August 5, 2026 BG EN UK RU DE PL TR

Gesetz und Ordnung

Bulgarien und die Niederlande im Zentrum eines Zollbetrugsschemas mit über 1.000 Fahrzeugen nach Zypern

България и Нидерландия са в центъра на схема за митническа измама с над 1000 автомобила към Кипър
Foto: HM Revenue & Customs · CC BY 2.0

Bulgarien und die Niederlande werden für Zollbetrug mit Automobilen nach Zypern genutzt

Bulgarien und die Niederlande wurden als Schlüsselteilnehmer in einem Schema zur Einfuhr von Gebrauchtwagen aus dem Vereinigten Königreich nach Zypern durch die Manipulation von Zollwerten identifiziert. Die zyprische Zollfahndung hat über 1.000 Fahrzeuge überprüft, wobei in Dutzenden von Fällen gefälschte Dokumente zur Zahlung von Zöllen entdeckt wurden.

Mechanismus des Betrugs

Der Ermittlungen zufolge treffen die Fahrzeuge zunächst in den Niederlanden ein, wo eine Zollabwicklung auf Basis extrem niedriger deklarierter Werte in den elektronischen Systemen erfolgt. Anschließend werden sie auf dem Landweg nach Bulgarien transportiert, wo sie registriert werden und EU-Dokumentation erhalten. Auf diese Weise gelangen die Fahrzeuge als Waren mit Ursprung aus einem EU-Mitgliedstaat nach Zypern, was sie von einer erneuten Verzollung befreit.
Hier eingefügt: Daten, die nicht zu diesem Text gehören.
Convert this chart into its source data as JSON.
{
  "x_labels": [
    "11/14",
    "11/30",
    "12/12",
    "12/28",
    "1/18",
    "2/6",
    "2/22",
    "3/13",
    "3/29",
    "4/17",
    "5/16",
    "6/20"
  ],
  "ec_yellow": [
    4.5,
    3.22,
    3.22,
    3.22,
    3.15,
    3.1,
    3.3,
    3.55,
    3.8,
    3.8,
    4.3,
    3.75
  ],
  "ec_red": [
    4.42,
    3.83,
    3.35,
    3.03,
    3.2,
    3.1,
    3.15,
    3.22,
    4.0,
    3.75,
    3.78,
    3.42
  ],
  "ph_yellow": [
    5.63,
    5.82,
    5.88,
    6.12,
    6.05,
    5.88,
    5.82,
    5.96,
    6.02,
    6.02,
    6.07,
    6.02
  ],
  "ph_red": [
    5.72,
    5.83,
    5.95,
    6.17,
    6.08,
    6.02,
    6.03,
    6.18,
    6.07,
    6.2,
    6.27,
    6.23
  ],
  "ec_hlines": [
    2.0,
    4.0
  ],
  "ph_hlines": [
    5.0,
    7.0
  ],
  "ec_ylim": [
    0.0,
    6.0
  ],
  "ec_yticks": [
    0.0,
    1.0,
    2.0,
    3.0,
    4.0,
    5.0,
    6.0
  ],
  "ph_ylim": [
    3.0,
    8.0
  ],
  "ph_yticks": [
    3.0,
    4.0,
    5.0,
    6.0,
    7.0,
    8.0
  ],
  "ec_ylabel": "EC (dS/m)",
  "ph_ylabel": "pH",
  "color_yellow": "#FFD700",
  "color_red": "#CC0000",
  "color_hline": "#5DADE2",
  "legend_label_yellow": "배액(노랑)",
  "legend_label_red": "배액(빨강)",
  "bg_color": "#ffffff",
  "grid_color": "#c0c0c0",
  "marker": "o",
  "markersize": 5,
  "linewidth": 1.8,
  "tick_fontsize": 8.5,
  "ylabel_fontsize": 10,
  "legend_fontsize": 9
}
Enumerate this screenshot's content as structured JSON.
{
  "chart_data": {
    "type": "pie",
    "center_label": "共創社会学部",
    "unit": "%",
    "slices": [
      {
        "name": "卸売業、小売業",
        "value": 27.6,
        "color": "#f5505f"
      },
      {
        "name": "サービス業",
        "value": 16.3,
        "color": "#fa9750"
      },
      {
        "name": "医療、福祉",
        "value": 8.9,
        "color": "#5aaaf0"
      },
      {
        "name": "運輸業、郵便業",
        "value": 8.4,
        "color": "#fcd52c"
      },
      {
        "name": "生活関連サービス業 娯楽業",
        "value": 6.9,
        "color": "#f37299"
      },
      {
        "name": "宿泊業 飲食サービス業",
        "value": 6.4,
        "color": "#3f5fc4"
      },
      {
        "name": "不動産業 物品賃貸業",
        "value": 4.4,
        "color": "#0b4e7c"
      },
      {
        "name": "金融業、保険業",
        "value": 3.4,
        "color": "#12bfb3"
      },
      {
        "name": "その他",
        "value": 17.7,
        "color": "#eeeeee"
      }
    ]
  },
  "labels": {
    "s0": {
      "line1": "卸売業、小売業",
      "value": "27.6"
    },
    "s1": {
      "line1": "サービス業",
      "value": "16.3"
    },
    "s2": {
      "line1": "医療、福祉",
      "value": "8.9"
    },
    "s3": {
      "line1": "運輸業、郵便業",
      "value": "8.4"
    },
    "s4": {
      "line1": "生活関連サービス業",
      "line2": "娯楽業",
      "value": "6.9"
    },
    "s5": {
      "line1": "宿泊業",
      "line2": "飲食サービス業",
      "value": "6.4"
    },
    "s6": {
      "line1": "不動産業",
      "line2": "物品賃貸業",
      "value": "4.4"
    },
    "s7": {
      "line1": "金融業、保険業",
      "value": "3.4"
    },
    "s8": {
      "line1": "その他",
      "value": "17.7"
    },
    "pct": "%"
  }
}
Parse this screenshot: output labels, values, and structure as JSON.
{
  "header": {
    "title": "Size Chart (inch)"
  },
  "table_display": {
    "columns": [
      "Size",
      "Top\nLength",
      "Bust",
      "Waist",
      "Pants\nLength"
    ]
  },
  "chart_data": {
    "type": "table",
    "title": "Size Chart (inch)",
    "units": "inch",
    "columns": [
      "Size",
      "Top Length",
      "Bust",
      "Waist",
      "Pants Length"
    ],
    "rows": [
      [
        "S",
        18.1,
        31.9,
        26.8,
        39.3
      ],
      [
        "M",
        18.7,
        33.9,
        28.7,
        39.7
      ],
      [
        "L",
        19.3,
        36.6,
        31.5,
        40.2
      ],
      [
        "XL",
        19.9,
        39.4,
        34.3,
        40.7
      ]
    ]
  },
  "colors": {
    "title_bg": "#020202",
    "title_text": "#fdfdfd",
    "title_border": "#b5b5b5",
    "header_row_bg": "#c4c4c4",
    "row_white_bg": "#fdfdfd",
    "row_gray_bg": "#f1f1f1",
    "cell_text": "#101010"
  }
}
Diese Strategie wird auch genutzt, um die zyprische Gesetzgebung zu umgehen, die den Import von Gebrauchtwagen, die älter als fünf Jahre sind, aus Drittstaaten verbietet. Durch die Registrierung in Bulgarien werden die Fahrzeuge aus dem Vereinigten Königreich als EU-Fahrzeuge ausgegeben.

„Preise, für die man sich nicht einmal ein Fahrrad kaufen könnte“

Georgios Konstantinou, ein leitender Zollbeamter und Sprecher der Zollbehörde von Zypern, weist darauf hin, dass die deklarierten Werte „erschreckend niedrig“ waren. Er fügt hinzu, dass Luxuslimousinen und SUVs mit nur einem Fünftel oder sogar einem Zwanzigstel ihres tatsächlichen Marktwertes deklariert wurden.

„Wir sprechen von Preisen, für die man sich nicht einmal ein Fahrrad kaufen könnte“, erklärt Konstantinou.

Internationale Ermittlungen

Der Schaden durch die hinterzogenen Zollabgaben und Steuern wird auf Millionen von Euro geschätzt. Zypern arbeitet bereits mit den Behörden in den Niederlanden und Bulgarien zusammen und hat Beweise bei den europäischen Institutionen vorgelegt. Es wird erwartet, dass die Europäische Staatsanwaltschaft und das Amt für Europäische Antikorruptionsbekämpfung (OLAF) an den Ermittlungen beteiligt sein werden, um festzustellen, ob hinter dem Schema ein organisiertes kriminelles Netzwerk steht, das auf mehreren Ebenen in der EU agiert.